Toxicity of camptothecin to Chinese hamster cells containing 5-hydroxymethyl-2'-deoxyuridine in their DNA.
Academic Article
Overview
abstract
5-Hydroxymethyl-2'-deoxyuridine (hmdUrd) is incorporated into the DNA of V79 Chinese hamster cells as an analogue of thymidine. Incorporated residues are then recognized and excised by hmUra-DNA glycosylase (hmUDG). The removal of large numbers of hmUra residues and subsequent strand breakage is cytotoxic, as has been demonstrated by our finding that a mutant cell line, which is deficient in this enzyme, is resistant to hmdUrd (Boorstein et al., 1992a).

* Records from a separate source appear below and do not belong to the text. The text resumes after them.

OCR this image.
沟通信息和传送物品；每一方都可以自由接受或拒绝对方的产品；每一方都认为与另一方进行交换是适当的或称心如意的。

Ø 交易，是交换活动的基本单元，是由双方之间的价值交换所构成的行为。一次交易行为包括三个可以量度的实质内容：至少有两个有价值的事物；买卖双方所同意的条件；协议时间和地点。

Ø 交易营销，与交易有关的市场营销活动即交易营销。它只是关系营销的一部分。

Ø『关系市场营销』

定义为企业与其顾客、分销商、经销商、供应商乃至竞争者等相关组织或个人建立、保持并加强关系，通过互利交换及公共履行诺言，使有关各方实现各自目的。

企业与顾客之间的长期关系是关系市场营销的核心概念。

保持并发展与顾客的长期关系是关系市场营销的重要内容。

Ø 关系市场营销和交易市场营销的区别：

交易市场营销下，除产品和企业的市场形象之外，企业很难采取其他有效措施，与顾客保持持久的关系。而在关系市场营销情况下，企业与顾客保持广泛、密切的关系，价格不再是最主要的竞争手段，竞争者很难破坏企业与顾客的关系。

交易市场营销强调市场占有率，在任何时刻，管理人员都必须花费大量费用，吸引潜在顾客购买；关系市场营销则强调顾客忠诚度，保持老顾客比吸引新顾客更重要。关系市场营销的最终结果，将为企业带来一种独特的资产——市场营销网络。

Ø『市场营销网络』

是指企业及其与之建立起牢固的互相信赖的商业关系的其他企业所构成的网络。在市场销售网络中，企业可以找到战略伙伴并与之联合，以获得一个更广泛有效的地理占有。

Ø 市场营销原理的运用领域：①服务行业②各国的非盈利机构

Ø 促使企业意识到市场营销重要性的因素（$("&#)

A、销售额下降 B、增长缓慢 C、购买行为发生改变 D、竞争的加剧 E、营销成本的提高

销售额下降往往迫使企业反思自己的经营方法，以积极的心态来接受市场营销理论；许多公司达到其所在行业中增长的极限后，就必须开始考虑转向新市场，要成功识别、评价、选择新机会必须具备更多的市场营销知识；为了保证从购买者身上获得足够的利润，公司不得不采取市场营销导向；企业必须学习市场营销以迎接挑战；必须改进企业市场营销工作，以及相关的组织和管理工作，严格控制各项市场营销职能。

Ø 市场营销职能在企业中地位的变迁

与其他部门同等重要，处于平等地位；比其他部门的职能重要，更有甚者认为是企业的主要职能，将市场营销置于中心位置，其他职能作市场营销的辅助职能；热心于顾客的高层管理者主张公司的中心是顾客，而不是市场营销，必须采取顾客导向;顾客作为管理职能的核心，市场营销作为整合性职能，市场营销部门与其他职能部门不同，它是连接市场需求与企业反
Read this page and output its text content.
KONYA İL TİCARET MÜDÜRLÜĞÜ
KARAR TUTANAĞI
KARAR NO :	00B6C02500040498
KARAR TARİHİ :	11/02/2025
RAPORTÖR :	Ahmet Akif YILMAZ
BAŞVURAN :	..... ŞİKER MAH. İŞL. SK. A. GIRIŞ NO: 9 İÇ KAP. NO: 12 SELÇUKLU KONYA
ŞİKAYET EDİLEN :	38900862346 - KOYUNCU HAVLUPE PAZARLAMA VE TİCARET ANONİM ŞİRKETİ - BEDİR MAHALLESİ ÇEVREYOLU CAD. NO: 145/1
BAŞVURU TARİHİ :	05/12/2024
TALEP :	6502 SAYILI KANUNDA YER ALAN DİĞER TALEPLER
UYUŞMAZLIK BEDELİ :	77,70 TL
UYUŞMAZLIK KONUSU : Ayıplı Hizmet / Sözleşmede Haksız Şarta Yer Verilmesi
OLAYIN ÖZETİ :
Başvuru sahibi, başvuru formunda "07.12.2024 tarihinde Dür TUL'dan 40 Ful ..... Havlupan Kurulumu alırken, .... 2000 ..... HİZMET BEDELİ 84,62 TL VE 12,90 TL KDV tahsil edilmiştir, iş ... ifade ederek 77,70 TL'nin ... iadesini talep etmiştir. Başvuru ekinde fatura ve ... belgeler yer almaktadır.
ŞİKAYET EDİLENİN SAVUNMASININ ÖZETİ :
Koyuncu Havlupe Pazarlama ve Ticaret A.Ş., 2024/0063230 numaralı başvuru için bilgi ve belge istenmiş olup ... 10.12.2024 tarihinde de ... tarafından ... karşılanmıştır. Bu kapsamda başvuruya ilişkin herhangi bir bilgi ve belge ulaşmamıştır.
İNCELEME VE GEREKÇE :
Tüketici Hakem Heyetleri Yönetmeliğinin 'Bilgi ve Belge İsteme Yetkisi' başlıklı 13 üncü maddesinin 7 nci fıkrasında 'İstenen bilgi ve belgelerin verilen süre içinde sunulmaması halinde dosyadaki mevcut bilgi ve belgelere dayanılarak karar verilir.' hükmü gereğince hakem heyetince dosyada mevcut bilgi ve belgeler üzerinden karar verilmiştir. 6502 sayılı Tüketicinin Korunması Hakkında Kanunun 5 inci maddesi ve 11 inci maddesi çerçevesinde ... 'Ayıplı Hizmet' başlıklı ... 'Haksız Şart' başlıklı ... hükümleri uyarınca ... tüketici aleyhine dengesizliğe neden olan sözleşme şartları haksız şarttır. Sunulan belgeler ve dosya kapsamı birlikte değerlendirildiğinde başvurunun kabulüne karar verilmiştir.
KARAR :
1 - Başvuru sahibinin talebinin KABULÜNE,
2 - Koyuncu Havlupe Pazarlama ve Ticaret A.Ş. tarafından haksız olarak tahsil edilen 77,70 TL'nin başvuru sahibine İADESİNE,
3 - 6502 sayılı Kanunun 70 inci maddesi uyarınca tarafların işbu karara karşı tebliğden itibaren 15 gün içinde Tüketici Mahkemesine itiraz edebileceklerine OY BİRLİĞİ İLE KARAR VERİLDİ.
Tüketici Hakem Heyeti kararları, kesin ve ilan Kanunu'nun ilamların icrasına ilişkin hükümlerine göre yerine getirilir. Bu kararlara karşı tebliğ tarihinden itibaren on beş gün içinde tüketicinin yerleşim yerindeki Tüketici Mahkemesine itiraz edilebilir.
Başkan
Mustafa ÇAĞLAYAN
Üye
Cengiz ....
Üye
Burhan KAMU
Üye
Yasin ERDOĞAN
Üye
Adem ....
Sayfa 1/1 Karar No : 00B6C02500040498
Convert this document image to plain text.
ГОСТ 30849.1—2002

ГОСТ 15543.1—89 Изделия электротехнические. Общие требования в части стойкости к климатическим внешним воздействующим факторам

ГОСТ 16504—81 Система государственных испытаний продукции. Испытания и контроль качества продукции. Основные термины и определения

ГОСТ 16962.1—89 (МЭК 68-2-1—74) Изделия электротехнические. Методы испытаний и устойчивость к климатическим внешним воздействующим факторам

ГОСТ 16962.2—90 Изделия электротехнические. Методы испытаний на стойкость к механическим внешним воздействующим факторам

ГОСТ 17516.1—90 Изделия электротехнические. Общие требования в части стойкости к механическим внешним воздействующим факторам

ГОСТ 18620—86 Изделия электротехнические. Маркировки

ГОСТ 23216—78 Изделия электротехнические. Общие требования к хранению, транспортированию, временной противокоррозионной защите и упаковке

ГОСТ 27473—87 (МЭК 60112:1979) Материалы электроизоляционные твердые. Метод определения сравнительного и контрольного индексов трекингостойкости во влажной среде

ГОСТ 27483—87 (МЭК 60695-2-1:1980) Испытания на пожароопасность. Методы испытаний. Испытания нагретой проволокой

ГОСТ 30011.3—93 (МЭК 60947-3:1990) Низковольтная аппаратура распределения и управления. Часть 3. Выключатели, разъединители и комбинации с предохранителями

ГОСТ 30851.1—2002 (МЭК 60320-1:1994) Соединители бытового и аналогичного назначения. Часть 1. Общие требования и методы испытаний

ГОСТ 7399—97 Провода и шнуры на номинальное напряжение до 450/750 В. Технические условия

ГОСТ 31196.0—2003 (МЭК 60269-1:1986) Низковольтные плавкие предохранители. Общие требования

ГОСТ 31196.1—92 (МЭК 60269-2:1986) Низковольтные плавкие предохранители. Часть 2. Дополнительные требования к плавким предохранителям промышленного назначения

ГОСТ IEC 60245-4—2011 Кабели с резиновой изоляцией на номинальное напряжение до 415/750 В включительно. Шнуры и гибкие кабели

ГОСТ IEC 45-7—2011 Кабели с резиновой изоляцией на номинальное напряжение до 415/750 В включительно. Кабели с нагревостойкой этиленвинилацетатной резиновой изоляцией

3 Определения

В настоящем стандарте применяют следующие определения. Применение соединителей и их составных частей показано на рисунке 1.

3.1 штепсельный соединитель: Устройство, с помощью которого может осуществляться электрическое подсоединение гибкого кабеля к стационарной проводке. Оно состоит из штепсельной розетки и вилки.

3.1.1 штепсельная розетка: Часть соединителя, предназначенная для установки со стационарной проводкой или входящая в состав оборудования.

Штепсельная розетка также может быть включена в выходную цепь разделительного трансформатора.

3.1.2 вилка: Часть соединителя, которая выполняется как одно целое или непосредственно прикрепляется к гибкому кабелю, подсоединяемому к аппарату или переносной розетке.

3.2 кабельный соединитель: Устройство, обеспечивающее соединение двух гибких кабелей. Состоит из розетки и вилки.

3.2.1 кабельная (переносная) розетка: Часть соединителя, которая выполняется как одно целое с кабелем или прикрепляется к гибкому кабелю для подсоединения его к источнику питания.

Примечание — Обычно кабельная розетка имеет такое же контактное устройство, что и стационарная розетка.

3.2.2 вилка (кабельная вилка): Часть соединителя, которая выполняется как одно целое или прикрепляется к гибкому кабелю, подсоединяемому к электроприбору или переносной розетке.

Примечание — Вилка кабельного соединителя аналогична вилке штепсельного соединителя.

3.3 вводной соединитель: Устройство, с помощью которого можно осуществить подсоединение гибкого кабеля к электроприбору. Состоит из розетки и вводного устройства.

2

In order to determine whether topoisomerase I plays a role in hmUDG initiated base excision repair, V79 cells and repair deficient V79mut1 cells were exposed to combinations of hmdUrd and the topoisomerase I inhibitors camptothecin (CPT), CPT-11, and beta-lapachone. Treatment of V79 cells with hmdUrd followed by non-toxic concentrations of camptothecin or CPT-11 showed significant enhancement of the baseline cytotoxicity of the hmdUrd alone. In contrast, camptothecin and CPT-11 had no effect in combination with hmdUrd in the V79mut1 cells. Non-toxic concentrations of beta-lapachone, which inhibits topoisomerase I by a different mechanism than camptothecin and CPT-11, produced no synergistic toxicity in V79 cells. Neither camptothecin nor CPT-11 inhibited removal of hmdUrd from hmdUrd treated cells, nor did they affect hmdUrd-induced poly(ADP-ribose) synthesis. Camptothecin did not alter the cell cycle distribution of either hmdUrd treated cells or untreated cells at concentrations sufficient to cause synergistic toxicity with hmdUrd. Results from our study indicate that the utility of topoisomerase I inhibitors may be enhanced by sensitizing cells with hmdUrd initiated repair activity which arrests cells in S-phase and produces DNA lesions that are further converted into lethal damage by camptothecin.